The Joplin Globe <-- source
Almost every adult and business in America borrows money. Borrowing in and of itself is not bad, at all. It provides a way to improve our standard of living, individually, and the ability to make money and thus grow financially for businesses. Wise borrowing implies wise investment of that money provided by someone else to improve things, in general. And it has worked for a long time for the United States.
However, the use of borrowed money to do things that do not improve our conditions in life is not wise or prudent. Take a prospective student who borrows money to go to college but then drops out of the educational improvement sought. His or her return on investment— investment for a college education that certainly stands a good chance of improving the student’s life — is less than originally expected.
The same applies to any business that borrows money to purchase another business or expand the original business with the end result being no improvement in the financial condition of the business.
The U.S. government has borrowed money, over the past 10 years, at an astounding rate. We have tripled our total national debt ($5 trillion to almost $15 trillion) over that short period of time.
But we have not grown financially enough to justify the money borrowed.
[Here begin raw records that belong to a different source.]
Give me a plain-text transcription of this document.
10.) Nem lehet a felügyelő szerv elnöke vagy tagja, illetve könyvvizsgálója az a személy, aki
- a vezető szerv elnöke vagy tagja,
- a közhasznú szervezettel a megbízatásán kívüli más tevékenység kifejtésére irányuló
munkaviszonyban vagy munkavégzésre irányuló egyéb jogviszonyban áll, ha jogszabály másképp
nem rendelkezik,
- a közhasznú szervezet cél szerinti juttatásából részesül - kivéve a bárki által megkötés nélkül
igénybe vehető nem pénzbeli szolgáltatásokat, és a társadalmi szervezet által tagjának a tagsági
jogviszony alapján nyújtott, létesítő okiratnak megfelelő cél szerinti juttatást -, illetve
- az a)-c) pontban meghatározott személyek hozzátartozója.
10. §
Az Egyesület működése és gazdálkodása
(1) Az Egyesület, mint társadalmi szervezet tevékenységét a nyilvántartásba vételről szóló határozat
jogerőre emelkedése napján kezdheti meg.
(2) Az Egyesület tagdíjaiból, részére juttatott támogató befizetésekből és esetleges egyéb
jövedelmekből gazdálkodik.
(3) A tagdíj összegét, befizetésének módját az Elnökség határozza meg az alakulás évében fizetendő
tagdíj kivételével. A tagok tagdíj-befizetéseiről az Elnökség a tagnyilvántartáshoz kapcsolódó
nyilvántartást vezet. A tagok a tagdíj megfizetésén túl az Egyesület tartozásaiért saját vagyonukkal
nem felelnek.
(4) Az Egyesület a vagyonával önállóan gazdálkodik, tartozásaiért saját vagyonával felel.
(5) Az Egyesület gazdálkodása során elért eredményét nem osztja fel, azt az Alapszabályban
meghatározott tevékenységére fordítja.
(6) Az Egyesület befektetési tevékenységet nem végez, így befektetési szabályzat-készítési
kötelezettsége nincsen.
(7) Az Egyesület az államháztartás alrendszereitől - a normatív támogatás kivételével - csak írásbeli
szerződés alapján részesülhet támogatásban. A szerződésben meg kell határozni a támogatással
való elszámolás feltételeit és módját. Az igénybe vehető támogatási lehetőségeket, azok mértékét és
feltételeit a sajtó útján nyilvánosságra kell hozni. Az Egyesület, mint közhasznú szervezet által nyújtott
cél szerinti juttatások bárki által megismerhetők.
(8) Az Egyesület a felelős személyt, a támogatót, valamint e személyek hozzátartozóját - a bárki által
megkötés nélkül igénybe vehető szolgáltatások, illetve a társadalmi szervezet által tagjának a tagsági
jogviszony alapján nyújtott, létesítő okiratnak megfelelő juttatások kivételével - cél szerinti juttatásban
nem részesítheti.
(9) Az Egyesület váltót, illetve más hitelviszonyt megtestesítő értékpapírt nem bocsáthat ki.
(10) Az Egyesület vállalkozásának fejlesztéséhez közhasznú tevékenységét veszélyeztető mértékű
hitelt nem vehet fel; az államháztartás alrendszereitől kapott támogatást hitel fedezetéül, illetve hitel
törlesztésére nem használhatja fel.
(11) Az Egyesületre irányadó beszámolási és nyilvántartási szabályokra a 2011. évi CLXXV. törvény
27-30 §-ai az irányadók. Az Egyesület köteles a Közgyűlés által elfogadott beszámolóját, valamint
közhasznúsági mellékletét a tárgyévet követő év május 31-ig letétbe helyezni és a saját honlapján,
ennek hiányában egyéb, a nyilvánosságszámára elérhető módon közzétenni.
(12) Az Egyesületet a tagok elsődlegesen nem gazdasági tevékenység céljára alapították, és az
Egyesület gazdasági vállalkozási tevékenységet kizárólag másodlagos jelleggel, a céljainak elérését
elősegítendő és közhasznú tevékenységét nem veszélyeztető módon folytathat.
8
Our national condition has in fact been severely downgraded during these past 10 years in any meaningful financial frame of reference, including the value of the dollar internationally, growth in our production of goods and services, unemployment rate, etc.
Many will say such actions by individuals or businesses are “throwing good money after bad money.” We believe such a critique applies to the federal government. That government has not used borrowed money wisely. Such a view is based on clear metrics of growth, improvement in education, standard of living for many, and now our ability to defend ourselves as well.
Now, after failing to use our borrowed money wisely, it may well be the case that it will cost more money in the future to borrow money.
Executives in business get fired for such unwise financial decisions. Individuals go bankrupt or their standard of living plummets when that happens.
Our rather simple conclusion is that it is time for our national leaders to “wise up” in the way we use our borrowed money.